It was 1741, and an old man was wandering the streets of London. His name was George Frederick Handel. At this point, he was angry at life. His mind kept going back to the time when he was famous and had the applause of royalty and the elite of London. But now his mind was full of despair and hopelessness about the future, for the applause was gone. Others were now in the spotlight and envy began to possess him. Added to that, a cerebral hemorrhage paralyzed his right side. He could no longer write, and doctors gave little hope for recovery. The old composer traveled to France and began to soak in the baths which were said to have healing effects. The hot mineral baths seemed to help, and his health began to improve. Eventually, he was able to write once more, and his success returned.
But then he faced another reversal. Queen Caroline, who had been his staunch supporter, died. England found itself on hard economic times, and heating large auditoriums for concerts was not permitted. His performances were canceled, and he began to wonder where God was.
Then one night, as he returned from his walk, Charles Jennens was waiting at his home. Jennens explained that he had just finished writing a text for a musical that covered both the Old and New Testaments, and believed that Handel was the man to set it to music. Handel was indifferent as he began to read the words which Jennens had put together. But then his eyes fell on such words as ‘He was despised, rejected of men. . . he looked for someone to have pity on him, but there was no man; neither found he any to comfort him.’ His eyes raced ahead to the words: ‘He trusted in God. . . God did not leave his soul in hell. . . He will give you rest.’ And finally his eyes stopped on the words: ‘I know that my Redeemer liveth.’ He became aware of the presence of God.
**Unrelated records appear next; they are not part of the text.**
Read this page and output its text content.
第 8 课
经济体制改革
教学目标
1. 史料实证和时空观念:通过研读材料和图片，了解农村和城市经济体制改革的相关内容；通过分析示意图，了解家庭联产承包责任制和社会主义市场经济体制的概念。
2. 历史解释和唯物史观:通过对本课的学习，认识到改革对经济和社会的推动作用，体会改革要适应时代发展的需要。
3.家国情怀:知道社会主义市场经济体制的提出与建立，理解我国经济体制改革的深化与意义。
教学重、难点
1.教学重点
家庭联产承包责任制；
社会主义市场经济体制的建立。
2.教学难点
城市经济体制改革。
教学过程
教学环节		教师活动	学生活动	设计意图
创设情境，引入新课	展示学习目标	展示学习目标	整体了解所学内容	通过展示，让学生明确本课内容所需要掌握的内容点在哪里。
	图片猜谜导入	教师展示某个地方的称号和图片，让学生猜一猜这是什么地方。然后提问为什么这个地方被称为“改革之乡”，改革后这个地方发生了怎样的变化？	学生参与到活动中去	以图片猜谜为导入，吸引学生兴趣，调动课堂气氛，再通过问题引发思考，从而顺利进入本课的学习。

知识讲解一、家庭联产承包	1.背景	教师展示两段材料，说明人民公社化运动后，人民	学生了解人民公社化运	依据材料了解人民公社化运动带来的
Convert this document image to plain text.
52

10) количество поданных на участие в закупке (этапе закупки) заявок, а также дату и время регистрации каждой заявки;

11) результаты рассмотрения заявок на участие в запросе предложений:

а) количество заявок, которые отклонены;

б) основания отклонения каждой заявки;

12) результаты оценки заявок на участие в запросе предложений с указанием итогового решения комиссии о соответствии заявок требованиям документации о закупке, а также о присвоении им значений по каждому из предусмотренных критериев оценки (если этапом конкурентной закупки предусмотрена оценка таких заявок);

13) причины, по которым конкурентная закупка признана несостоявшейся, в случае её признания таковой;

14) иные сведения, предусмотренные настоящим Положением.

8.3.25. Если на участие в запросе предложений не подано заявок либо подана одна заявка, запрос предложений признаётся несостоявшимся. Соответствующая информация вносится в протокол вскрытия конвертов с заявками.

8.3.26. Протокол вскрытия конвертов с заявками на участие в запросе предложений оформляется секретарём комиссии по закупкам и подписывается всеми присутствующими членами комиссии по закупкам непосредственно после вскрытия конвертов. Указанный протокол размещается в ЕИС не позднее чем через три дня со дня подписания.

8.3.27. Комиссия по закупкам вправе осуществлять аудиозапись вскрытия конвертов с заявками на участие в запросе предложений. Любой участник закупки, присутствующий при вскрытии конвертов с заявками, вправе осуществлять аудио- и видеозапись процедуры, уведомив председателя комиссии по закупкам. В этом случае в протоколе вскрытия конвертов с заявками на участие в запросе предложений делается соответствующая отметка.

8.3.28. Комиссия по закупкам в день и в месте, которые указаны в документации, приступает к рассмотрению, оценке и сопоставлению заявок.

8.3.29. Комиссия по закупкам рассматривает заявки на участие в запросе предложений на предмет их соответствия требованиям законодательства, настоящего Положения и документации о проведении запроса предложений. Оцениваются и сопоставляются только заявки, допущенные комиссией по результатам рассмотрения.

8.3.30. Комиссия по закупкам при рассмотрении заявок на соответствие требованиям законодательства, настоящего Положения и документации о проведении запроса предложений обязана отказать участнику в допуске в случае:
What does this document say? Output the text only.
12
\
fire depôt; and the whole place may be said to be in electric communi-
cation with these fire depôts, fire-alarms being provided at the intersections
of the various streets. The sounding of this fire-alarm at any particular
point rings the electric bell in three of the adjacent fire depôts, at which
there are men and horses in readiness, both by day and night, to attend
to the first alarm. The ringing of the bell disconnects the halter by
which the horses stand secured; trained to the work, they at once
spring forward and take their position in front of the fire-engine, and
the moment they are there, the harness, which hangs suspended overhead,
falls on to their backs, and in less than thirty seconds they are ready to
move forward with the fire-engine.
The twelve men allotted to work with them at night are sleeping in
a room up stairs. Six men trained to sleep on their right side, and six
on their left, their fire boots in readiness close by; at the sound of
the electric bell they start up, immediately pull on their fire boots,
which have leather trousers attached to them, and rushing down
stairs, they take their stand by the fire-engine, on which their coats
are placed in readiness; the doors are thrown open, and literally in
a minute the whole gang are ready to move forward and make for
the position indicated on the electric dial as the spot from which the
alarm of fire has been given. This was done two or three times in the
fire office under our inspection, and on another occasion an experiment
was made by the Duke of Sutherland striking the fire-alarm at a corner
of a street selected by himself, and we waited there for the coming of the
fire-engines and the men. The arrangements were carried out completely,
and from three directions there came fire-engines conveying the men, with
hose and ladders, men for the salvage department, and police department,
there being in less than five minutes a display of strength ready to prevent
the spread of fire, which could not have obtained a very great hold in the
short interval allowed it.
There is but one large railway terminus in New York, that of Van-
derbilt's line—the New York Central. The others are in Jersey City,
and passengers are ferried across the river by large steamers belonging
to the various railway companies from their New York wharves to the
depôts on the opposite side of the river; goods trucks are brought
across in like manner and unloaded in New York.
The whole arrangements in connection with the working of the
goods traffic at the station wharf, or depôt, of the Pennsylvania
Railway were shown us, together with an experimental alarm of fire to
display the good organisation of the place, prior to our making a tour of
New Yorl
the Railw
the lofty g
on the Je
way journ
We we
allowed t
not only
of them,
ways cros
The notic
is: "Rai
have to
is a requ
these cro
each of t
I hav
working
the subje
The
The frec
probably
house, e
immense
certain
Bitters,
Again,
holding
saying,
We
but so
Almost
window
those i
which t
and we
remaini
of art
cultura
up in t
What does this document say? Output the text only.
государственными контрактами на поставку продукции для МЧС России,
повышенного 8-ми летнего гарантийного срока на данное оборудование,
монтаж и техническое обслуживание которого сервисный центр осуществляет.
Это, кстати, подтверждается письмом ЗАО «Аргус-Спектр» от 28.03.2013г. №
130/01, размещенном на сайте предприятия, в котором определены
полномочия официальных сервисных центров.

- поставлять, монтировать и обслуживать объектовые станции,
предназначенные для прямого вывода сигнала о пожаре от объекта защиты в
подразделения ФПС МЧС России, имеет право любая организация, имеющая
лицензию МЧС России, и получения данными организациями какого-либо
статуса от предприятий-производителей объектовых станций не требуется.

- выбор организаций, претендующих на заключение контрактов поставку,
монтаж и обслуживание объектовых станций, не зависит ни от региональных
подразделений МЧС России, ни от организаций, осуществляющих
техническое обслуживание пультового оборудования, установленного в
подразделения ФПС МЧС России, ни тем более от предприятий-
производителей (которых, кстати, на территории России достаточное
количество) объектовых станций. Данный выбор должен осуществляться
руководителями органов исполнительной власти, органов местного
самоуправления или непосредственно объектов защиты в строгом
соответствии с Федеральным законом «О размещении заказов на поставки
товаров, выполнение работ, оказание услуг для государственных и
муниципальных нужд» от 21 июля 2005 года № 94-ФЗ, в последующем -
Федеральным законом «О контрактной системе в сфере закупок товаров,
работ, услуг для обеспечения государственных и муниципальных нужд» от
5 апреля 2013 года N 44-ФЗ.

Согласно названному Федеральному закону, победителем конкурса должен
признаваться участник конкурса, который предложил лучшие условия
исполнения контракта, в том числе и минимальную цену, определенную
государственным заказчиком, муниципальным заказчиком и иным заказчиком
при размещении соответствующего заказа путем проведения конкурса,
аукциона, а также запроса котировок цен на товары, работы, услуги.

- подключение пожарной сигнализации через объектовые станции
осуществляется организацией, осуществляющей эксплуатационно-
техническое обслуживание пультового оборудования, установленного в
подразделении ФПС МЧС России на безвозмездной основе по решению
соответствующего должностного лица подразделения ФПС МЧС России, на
He was aware in a new and profound way, and as he picked up his pen the Spirit of God was moving, and music seemed to flow through him. He finished the first part in only seven days. The second section was completed in six days.
Many will remember that when the classical work was first performed in London, and the ‘Hallelujah Chorus’ was sung by the choir, King George II was so moved that he stood to his feet. To this day, people still rise to their feet as the great chorus is sung in praise to God.
In reflecting on Handel’s Messiah, Joseph E. McCabe wrote: “Never again are we to look at the stars, as we did when we were children, and wonder how far it is to God. A being outside our world would be a spectator, looking on but taking no part in this life, where we try to be brave despite all the bafflement. A God who created, and withdrew, could be mighty, but he could not be love. Who could love a God remote, when suffering is our lot? Our God is closer than our problems, for they are out there to be faced; He is here, beside us, Emmanuel.”